The inverter controller 12 can operate in a first mode of operation and a second mode of operation. The first mode of operation may include igniting one or more CCFLs. The second mode of operation may include a steady state mode that may include controllably supplying power to one or more CCFLs after ignition. 2 shows a graph 200 for lamp characteristics during an ignition phase and a steady state phase. In particular, FIG. 2 shows lamp voltage 202 and lamp current 204 during ignition step 206 and normal step 208. Whereas a typical lamp exhibits a rapid transition of lamp voltage 204 and lamp current 204 between the discharging step 206 and the steady state step 208 due to lamp impurities, the lamp according to the present invention has a transition step 210. An increase in lamp voltage 202 is shown before ignition step 208 as shown. Similarly, a lamp according to the present invention exhibits an increase in lamp current 204 prior to ignition step 208 as shown in transition step 210. As also shown in FIG. 2, while the CCFL is ignited during the ignition stage 206, the CCFL may exhibit a negative impedance with respect to the inverter controller 12. Once the CCFL is ignited (ie during steady state step 208), the CCFL may exhibit positive impedance with respect to inverter controller 12.

3 illustrates an exemplary inverter controller circuit 12 'in accordance with one embodiment. As described, the inverter controller circuit 12 'can operate to control the voltage and / or current delivered to the CCFL. For this embodiment, as described in more detail herein, the inverter controller circuit 12 'may further operate to distinguish between the ignition mode and the steady state mode of the inverter controller 12'. For this embodiment, steady state lamp voltage and / or current control is provided by the operational amplifier 302, which can detect the lamp current and compare the lamp current with the threshold signal ADJ, for example via feedback circuit 16. Can be. Operational amplifier 302 may provide steady state ramp current regulation. The ADJ may be a signal proportional to the panel brightness setting signal, and may be selected based on the operational amplifier 302 optimum input voltage range, for example. If the lamp current exceeds or becomes smaller than the ADJ, the output of the operational amplifier 302 causes the inverter controller 12 'to adjust the power to the lamp, i.e. the lamp current and the ADJ are approximately equal. Can be.

Also for this embodiment a comparator 304 may be provided to detect lamp on conditions (“lamp on” means that the lamp is ignited). Known inverter controllers determine whether the lamp is on by detecting whether the lamp current has reached a threshold and the threshold for lamp on detection is typically much smaller than the threshold for steady state lamp current regulation. If the known inverter control detects the lamp current during the discharging phase because the lamp on threshold is relatively small, the known inverter control will stop the ignition mode and switch to steady state operation.
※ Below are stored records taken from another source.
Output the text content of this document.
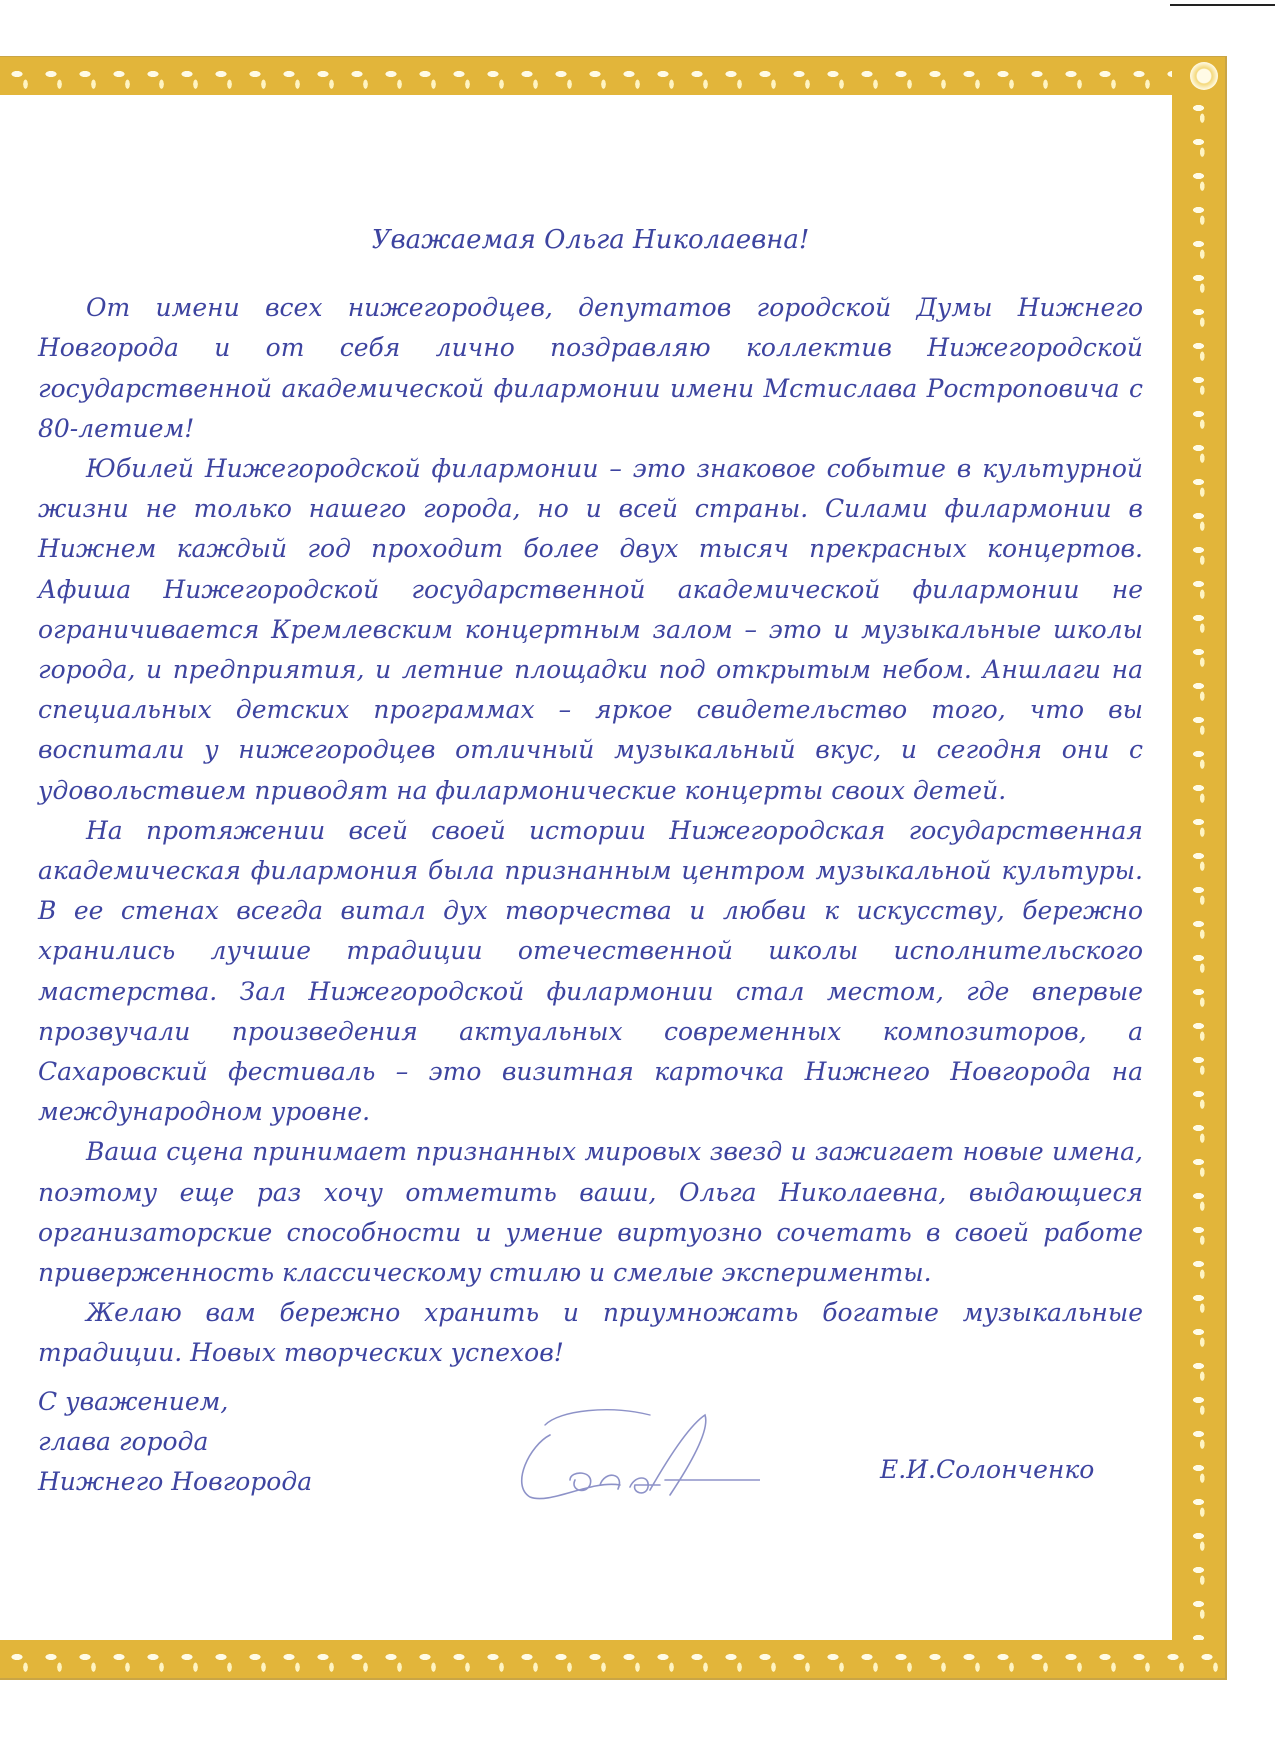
Уважаемая Ольга Николаевна!

От имени всех нижегородцев, депутатов городской Думы Нижнего Новгорода и от себя лично поздравляю коллектив Нижегородской государственной академической филармонии имени Мстислава Ростроповича с 80-летием!

Юбилей Нижегородской филармонии – это знаковое событие в культурной жизни не только нашего города, но и всей страны. Силами филармонии в Нижнем каждый год проходит более двух тысяч прекрасных концертов. Афиша Нижегородской государственной академической филармонии не ограничивается Кремлевским концертным залом – это и музыкальные школы города, и предприятия, и летние площадки под открытым небом. Аншлаги на специальных детских программах – яркое свидетельство того, что вы воспитали у нижегородцев отличный музыкальный вкус, и сегодня они с удовольствием приводят на филармонические концерты своих детей.

На протяжении всей своей истории Нижегородская государственная академическая филармония была признанным центром музыкальной культуры. В ее стенах всегда витал дух творчества и любви к искусству, бережно хранились лучшие традиции отечественной школы исполнительского мастерства. Зал Нижегородской филармонии стал местом, где впервые прозвучали произведения актуальных современных композиторов, а Сахаровский фестиваль – это визитная карточка Нижнего Новгорода на международном уровне.

Ваша сцена принимает признанных мировых звезд и зажигает новые имена, поэтому еще раз хочу отметить ваши, Ольга Николаевна, выдающиеся организаторские способности и умение виртуозно сочетать в своей работе приверженность классическому стилю и смелые эксперименты.

Желаю вам бережно хранить и приумножать богатые музыкальные традиции. Новых творческих успехов!

С уважением,
глава города
Нижнего Новгорода	Е.И.Солонченко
However, if the lamp does not discharge properly, the steady state current will not be enough to cause the lamp to ignite properly and the lamp will not ignite.

Therefore, for the embodiment of the invention of FIG. 3, the comparator 304 signals the discharge current (ignition power) that may be provided to the lamp during the ignition phase, for example a signal representing the steady state power provided to the lamp, such as, for example, an ADJ. Can be compared with approximately the same signal. As used herein, the term “approximately” refers to a value within a given tolerance range and / or that can prevent the inverter controller 12 'from prematurely terminating the operating phase of the lamp. It can mean within range. Thus, for example, by setting the lamp on detection threshold signal for the comparator 304 approximately equal to the lamp on detection threshold signal for the operational amplifier 302, the inverter according to the embodiment of the present invention. Controller 12 may be configured to display a relatively small voltage and / or current that the lamp may exhibit during the discharging phase and the transition phase (206 and 210 in FIG. 2 respectively) during the steady state phase (208 in FIG. 2). It can be distinguished from current and / or voltage. In addition, the inverter control device while the feedback signal is kept lower than the signal representing the steady state power by comparing the discharge current (ignition power) supplied to the lamp during the ignition phase with a signal approximately equal to the signal representing the steady state power. 12 'may maintain the supply of ignition power to the lamp.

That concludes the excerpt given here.